When I first saw this Father's Day card, I was immediately suspicious of the quote. However, it turns out I was completely wrong. Shows what I know. Yes, this is a quote from Milne's "The House at Pooh Corner" (1928), albeit with some liberties taken. The full quote (from Chapter 6) being: "Christopher Robin came down from the Forest to the bridge, feeling all sunny and careless, and just as if twice nineteen didn't matter a bit, as it didn't on such a happy afternoon, and he thought that if he stood on the bottom rail of the bridge, and leant over, and watched the river slipping slowly away beneath him, then he would suddenly know everything that there was to be known, and he would be able to tell Pooh, who wasn't quite sure about some of it." Beautiful.
Correct! (...at least the second part.) From the beginning of Chapter 6 in "The House at Pooh Corner" (1928) the full quote is: By the time it came to the edge of the Forest the stream had grown up, so that it was almost a river, and, being grown-up, it did not run and jump and sparkle along as it used to do when it was younger, but moved more slowly. For it knew now where it was going, and it said to itself, "There is no hurry. We shall get there some day." But all the little streams higher up in the Forest went this way and that, quickly, eagerly, having so much to find out before it was too late.

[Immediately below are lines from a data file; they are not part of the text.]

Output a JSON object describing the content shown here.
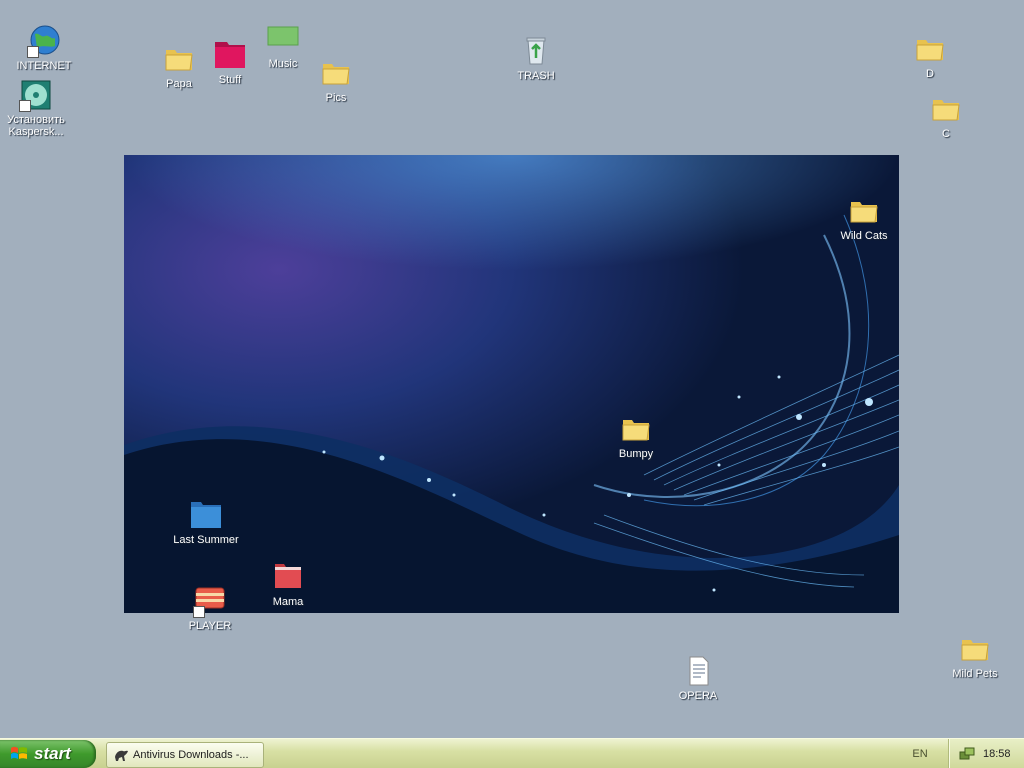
{
  "desktop": {
    "icons": [
      {
        "name": "icon-internet",
        "label": "INTERNET",
        "type": "globe",
        "shortcut": true
      },
      {
        "name": "icon-install-kaspersky",
        "label": "Установить Kaspersk...",
        "type": "cd",
        "shortcut": true
      },
      {
        "name": "icon-papa",
        "label": "Papa",
        "type": "folder"
      },
      {
        "name": "icon-stuff",
        "label": "Stuff",
        "type": "folder-pink"
      },
      {
        "name": "icon-music",
        "label": "Music",
        "type": "folder-green"
      },
      {
        "name": "icon-pics",
        "label": "Pics",
        "type": "folder"
      },
      {
        "name": "icon-trash",
        "label": "TRASH",
        "type": "recycle-bin"
      },
      {
        "name": "icon-d",
        "label": "D",
        "type": "folder"
      },
      {
        "name": "icon-c",
        "label": "C",
        "type": "folder"
      },
      {
        "name": "icon-wild-cats",
        "label": "Wild Cats",
        "type": "folder"
      },
      {
        "name": "icon-bumpy",
        "label": "Bumpy",
        "type": "folder"
      },
      {
        "name": "icon-last-summer",
        "label": "Last Summer",
        "type": "folder-blue"
      },
      {
        "name": "icon-mama",
        "label": "Mama",
        "type": "folder-red"
      },
      {
        "name": "icon-player",
        "label": "PLAYER",
        "type": "player",
        "shortcut": true
      },
      {
        "name": "icon-opera",
        "label": "OPERA",
        "type": "document"
      },
      {
        "name": "icon-mild-pets",
        "label": "Mild Pets",
        "type": "folder"
      }
    ]
  },
  "taskbar": {
    "start_label": "start",
    "task_label": "Antivirus Downloads -...",
    "language": "EN",
    "clock": "18:58"
  },
  "colors": {
    "desktop_bg": "#a2afbd",
    "folder_yellow": "#f3d76a",
    "folder_pink": "#e0165f",
    "folder_green": "#7cc46c",
    "folder_blue": "#3c8fd9",
    "folder_red": "#e24c52"
  }
}
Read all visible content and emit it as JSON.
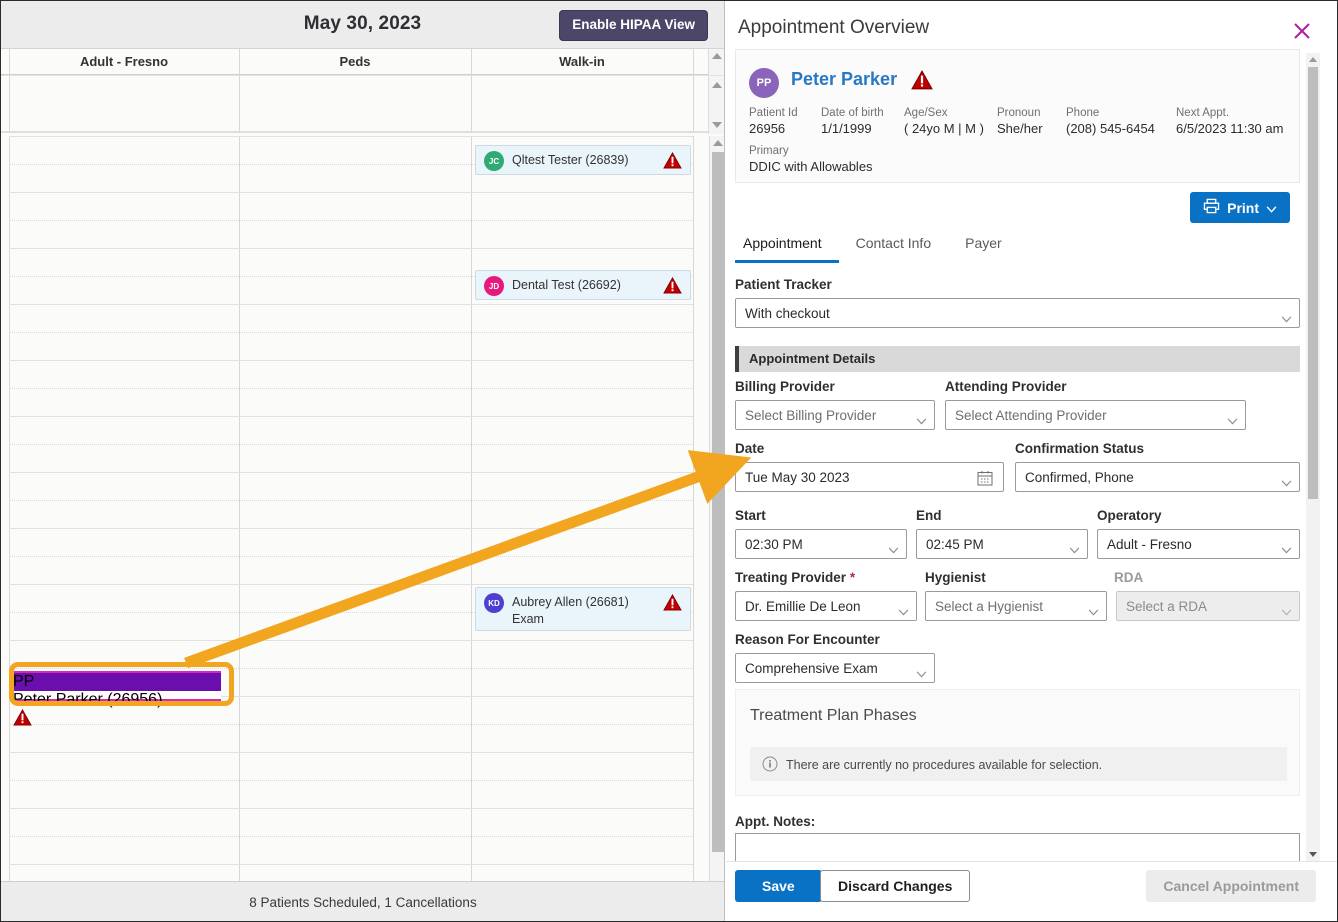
{
  "scheduler": {
    "date_title": "May 30, 2023",
    "hipaa_button": "Enable HIPAA View",
    "columns": [
      "Adult - Fresno",
      "Peds",
      "Walk-in"
    ],
    "footer_status": "8 Patients Scheduled,  1 Cancellations",
    "appointments": [
      {
        "name": "Qltest Tester (26839)",
        "sub": "",
        "initials": "JC",
        "avatar_color": "#2faa72",
        "column": "Walk-in",
        "has_alert": true
      },
      {
        "name": "Dental Test (26692)",
        "sub": "",
        "initials": "JD",
        "avatar_color": "#e8197d",
        "column": "Walk-in",
        "has_alert": true
      },
      {
        "name": "Aubrey Allen (26681)",
        "sub": "Exam",
        "initials": "KD",
        "avatar_color": "#4f3fd0",
        "column": "Walk-in",
        "has_alert": true
      },
      {
        "name": "Peter Parker (26956)",
        "sub": "",
        "initials": "PP",
        "avatar_color": "#6a0fad",
        "column": "Adult - Fresno",
        "has_alert": true,
        "selected": true
      }
    ]
  },
  "panel": {
    "title": "Appointment Overview",
    "close_label": "×",
    "patient": {
      "initials": "PP",
      "name": "Peter Parker",
      "fields": [
        {
          "label": "Patient Id",
          "value": "26956"
        },
        {
          "label": "Date of birth",
          "value": "1/1/1999"
        },
        {
          "label": "Age/Sex",
          "value": "( 24yo M | M )"
        },
        {
          "label": "Pronoun",
          "value": "She/her"
        },
        {
          "label": "Phone",
          "value": "(208) 545-6454"
        },
        {
          "label": "Next Appt.",
          "value": "6/5/2023 11:30 am"
        }
      ],
      "primary_label": "Primary",
      "primary_value": "DDIC with Allowables"
    },
    "print_button": "Print",
    "tabs": [
      {
        "label": "Appointment",
        "active": true
      },
      {
        "label": "Contact Info",
        "active": false
      },
      {
        "label": "Payer",
        "active": false
      }
    ],
    "patient_tracker": {
      "label": "Patient Tracker",
      "value": "With checkout"
    },
    "section_title": "Appointment Details",
    "fields": {
      "billing_provider": {
        "label": "Billing Provider",
        "value": "Select Billing Provider",
        "is_placeholder": true
      },
      "attending_provider": {
        "label": "Attending Provider",
        "value": "Select Attending Provider",
        "is_placeholder": true
      },
      "date": {
        "label": "Date",
        "value": "Tue May 30 2023"
      },
      "confirmation_status": {
        "label": "Confirmation Status",
        "value": "Confirmed, Phone"
      },
      "start": {
        "label": "Start",
        "value": "02:30 PM"
      },
      "end": {
        "label": "End",
        "value": "02:45 PM"
      },
      "operatory": {
        "label": "Operatory",
        "value": "Adult - Fresno"
      },
      "treating_provider": {
        "label": "Treating Provider",
        "required_mark": "*",
        "value": "Dr. Emillie De Leon"
      },
      "hygienist": {
        "label": "Hygienist",
        "value": "Select a Hygienist",
        "is_placeholder": true
      },
      "rda": {
        "label": "RDA",
        "value": "Select a RDA",
        "is_placeholder": true,
        "disabled": true
      },
      "reason_for_encounter": {
        "label": "Reason For Encounter",
        "value": "Comprehensive Exam"
      }
    },
    "treatment_plan": {
      "title": "Treatment Plan Phases",
      "info_text": "There are currently no procedures available for selection."
    },
    "notes": {
      "label": "Appt. Notes:",
      "value": "",
      "placeholder": ""
    },
    "footer": {
      "save": "Save",
      "discard": "Discard Changes",
      "cancel_appointment": "Cancel Appointment"
    }
  },
  "annotation": {
    "highlight_color": "#f2a51e",
    "type": "arrow-pointing-from-selected-appointment-to-date-field"
  },
  "colors": {
    "accent_blue": "#0a72c4",
    "hipaa_purple": "#4c4769",
    "alert_red": "#c00000",
    "highlight_orange": "#f2a51e",
    "link_blue": "#2878c4"
  }
}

A game of Poohsticks ensues. Hooray! Tiny writing and a completely correct quotation on fingernails. From chapter 8 of the original Winnie-the-Pooh (1926) in which "Christopher Robin leads an expotition to the north pole", this is Eeyore's passive aggressive way of encouraging folk not to sit on thistles because it ruins the taste for others. The full quote: "A little Consideration, a little Thought for Others, makes all the difference."